You've Got Some Explaining to Do

Electric Material in Mantle Could Explain Earth’s Rotation

Well, not really. The electric material could explain some of the small variations in the Earth’s rotation. Not quite the same thing.

Earth’s spin isn’t flawless. Geophysicists have discovered that the time it takes our planet to complete one rotation—the length of a day—fluctuates slightly over the course of months or years. They’ve also noticed extra swing in the predictable wobble of Earth’s axis of rotation, like the swaying of a spinning top. The variations are probably caused by the solid iron inner core, liquid metal outer core, and rocky mantle rotating at slightly different rates. Friction helps bring them into line, and the magnetic field of the outer core can pull on the metal inner core. But to really fit the observations, the core should also exert its magnetic tug on the mantle, says Bruce Buffett, an earth scientist at the University of California, Berkeley, who was not involved in the new study. This means that a layer of the mantle must be able to conduct electricity. But, he says, “the origin of the metallic layer remains an open question.”

Flight Artists

High-Speed Animal Flight Videos Show Hidden Aerial World

With good lighting and a little luck, amateur videographers can use inexpensive digital cameras to transform blurred flight into breathtaking glimpses of animal behavior.

In that spirit, a Dutch program called Vilegkunstenaars, or Flight Artists, sent high-speed video tools to amateurs around the world. The challenge: Capture nature in flight.

Over the course of a year, the contest drew 460 amateurs who uploaded more than 2,400 slow-motion video clips shot with their complimentary cameras.

I’m a tad envious of them. The prospect of having a professional-grade camera … (cue Homeresque power-drool)

Of Oscillators and Switches

Switches, Oscillators, Yeast Cells, Magnets, Earthquakes, Cancer Cells, Brains….

An “oscillator” in this context can mean a wide variety of things: runners on a track, quantum-mechanical systems, fireflies flashing, rhythms in cells. The main thing is that when left alone, oscillators repeat themselves in a predictable way, cycling through the same motions or energy flows or whatever. When they are allowed to interact (runners adjusting their pace to match others, for example), they can fall into sync with each other – assuming the interaction is strong enough.

Ohno, it's the Apollo Zone

Powerful Pixels: Mapping the “Apollo Zone”

The “Apollo Zone” Digital Image Mosaic (DIM) and Digital Terrain Model (DTM) maps cover about 18 percent of the lunar surface at a resolution of 98 feet (30 meters) per pixel. The maps are the result of three years of work by the Intelligent Robotics Group (IRG) at NASA Ames, and are available to view through the NASA Lunar Mapping and Modeling Portal (LMMP) and Google Moon feature in Google Earth.

I couldn’t get the flash player option (LMMP site) to work, but I was able to view it in Google Earth.

What the Angels Share

The Mystery of the Canadian Whiskey Fungus

Leave fruit juice on its own for a few days or weeks and yeast—a type of fungus—will appear as if by magic. In one of nature’s great miracles, yeast eats sugar and excretes carbon dioxide and ethanol, the chemical that makes booze boozy. That’s fermentation.
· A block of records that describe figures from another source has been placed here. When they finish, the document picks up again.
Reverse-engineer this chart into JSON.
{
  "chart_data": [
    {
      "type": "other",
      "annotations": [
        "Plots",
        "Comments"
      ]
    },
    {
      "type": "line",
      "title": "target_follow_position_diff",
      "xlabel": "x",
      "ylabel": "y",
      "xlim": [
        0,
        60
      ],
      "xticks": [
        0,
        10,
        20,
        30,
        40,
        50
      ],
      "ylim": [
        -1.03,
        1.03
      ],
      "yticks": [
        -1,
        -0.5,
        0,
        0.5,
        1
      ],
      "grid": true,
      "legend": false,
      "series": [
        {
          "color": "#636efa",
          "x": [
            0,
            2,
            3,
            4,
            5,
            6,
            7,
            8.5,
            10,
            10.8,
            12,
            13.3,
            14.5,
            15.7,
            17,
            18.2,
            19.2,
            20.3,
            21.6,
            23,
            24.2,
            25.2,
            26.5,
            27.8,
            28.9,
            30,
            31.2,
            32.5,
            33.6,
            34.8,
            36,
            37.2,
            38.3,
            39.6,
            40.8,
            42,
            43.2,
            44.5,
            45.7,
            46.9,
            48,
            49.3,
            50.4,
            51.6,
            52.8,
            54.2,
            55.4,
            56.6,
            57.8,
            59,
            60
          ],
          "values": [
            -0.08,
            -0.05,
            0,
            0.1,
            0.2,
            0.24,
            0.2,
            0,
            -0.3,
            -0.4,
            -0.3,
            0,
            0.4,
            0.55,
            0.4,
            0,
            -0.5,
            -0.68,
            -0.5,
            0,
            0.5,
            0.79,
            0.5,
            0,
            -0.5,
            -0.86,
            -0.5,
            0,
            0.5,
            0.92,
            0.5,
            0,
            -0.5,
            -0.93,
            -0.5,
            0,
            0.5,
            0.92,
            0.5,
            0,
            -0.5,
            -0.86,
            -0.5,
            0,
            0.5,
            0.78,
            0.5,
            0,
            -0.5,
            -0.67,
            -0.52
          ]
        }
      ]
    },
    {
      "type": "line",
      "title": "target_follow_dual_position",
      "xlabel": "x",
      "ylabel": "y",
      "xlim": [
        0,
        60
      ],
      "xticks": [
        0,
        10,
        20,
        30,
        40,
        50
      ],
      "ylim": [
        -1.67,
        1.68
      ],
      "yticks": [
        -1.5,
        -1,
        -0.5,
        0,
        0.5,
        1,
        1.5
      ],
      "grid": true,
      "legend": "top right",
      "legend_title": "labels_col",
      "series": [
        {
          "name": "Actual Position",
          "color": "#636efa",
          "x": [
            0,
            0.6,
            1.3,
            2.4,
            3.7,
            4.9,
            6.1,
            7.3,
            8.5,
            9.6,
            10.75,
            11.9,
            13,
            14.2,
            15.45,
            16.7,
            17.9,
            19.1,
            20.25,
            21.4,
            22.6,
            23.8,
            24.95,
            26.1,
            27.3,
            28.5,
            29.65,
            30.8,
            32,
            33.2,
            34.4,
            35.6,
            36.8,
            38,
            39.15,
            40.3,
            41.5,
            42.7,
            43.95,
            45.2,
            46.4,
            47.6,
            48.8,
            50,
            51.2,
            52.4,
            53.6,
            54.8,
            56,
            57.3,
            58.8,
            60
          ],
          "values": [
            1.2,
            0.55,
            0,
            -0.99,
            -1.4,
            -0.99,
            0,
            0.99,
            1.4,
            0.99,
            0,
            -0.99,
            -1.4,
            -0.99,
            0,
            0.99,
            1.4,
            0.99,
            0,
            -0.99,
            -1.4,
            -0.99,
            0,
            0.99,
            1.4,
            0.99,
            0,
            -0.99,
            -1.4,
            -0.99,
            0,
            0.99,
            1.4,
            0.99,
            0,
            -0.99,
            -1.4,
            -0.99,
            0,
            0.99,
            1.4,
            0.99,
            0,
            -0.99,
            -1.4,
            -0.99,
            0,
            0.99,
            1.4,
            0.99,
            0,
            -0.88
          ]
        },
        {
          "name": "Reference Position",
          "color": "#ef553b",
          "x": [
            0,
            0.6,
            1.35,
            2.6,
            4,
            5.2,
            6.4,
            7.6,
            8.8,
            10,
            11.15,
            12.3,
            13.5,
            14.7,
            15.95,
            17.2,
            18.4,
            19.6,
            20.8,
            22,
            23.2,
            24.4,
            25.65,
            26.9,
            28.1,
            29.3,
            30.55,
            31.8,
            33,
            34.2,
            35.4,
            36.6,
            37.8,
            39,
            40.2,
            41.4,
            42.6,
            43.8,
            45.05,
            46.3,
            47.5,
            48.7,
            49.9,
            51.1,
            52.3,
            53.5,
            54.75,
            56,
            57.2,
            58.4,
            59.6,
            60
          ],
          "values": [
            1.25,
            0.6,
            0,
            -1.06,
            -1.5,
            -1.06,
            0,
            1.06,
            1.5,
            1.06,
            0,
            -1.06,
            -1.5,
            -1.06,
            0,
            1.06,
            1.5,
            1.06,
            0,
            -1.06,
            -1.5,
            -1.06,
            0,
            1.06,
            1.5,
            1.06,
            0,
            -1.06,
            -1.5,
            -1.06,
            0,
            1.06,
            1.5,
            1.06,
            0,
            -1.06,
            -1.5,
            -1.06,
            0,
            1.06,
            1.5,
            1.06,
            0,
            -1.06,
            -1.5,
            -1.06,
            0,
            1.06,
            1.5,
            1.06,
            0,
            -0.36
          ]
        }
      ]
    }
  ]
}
If fermentation is a miracle of nature, then distillation is a miracle of science. Heat a fermented liquid and the lighter, more volatile chemical components—alcohols, ketones, esters, and so on—evaporate and separate from the heavier ones (like water). That vapor, cooled and condensed into a liquid, is a spirit. Do it to wine, you get brandy; beer, you get whiskey. Distill anything enough times and you get vodka. When it’s executed right, the process concentrates a remarkable array of aromatic and flavorful chemicals.

Interlude

Four Mile Run, from about a month ago, on a nice warm day while I was geocaching. I had climbed down to the water and upstream a ways in a vain search and stopped to admire the scenery.

I also spied this. I’m guessing metamorphic, which might be a gneiss guess, but I don’t know schist from shinola.

When I decided to leave I forgot Spengler’s advice and I crossed the stream. Turns out wet rocks are really slippery because of the slime on them (curse you, low coefficient of friction! Mu-uuuuuuuu!). I fell in (only up to mid-shin, and it was a mild day, so no big deal) but also banged my elbow, which took a week or so to un-stiffen.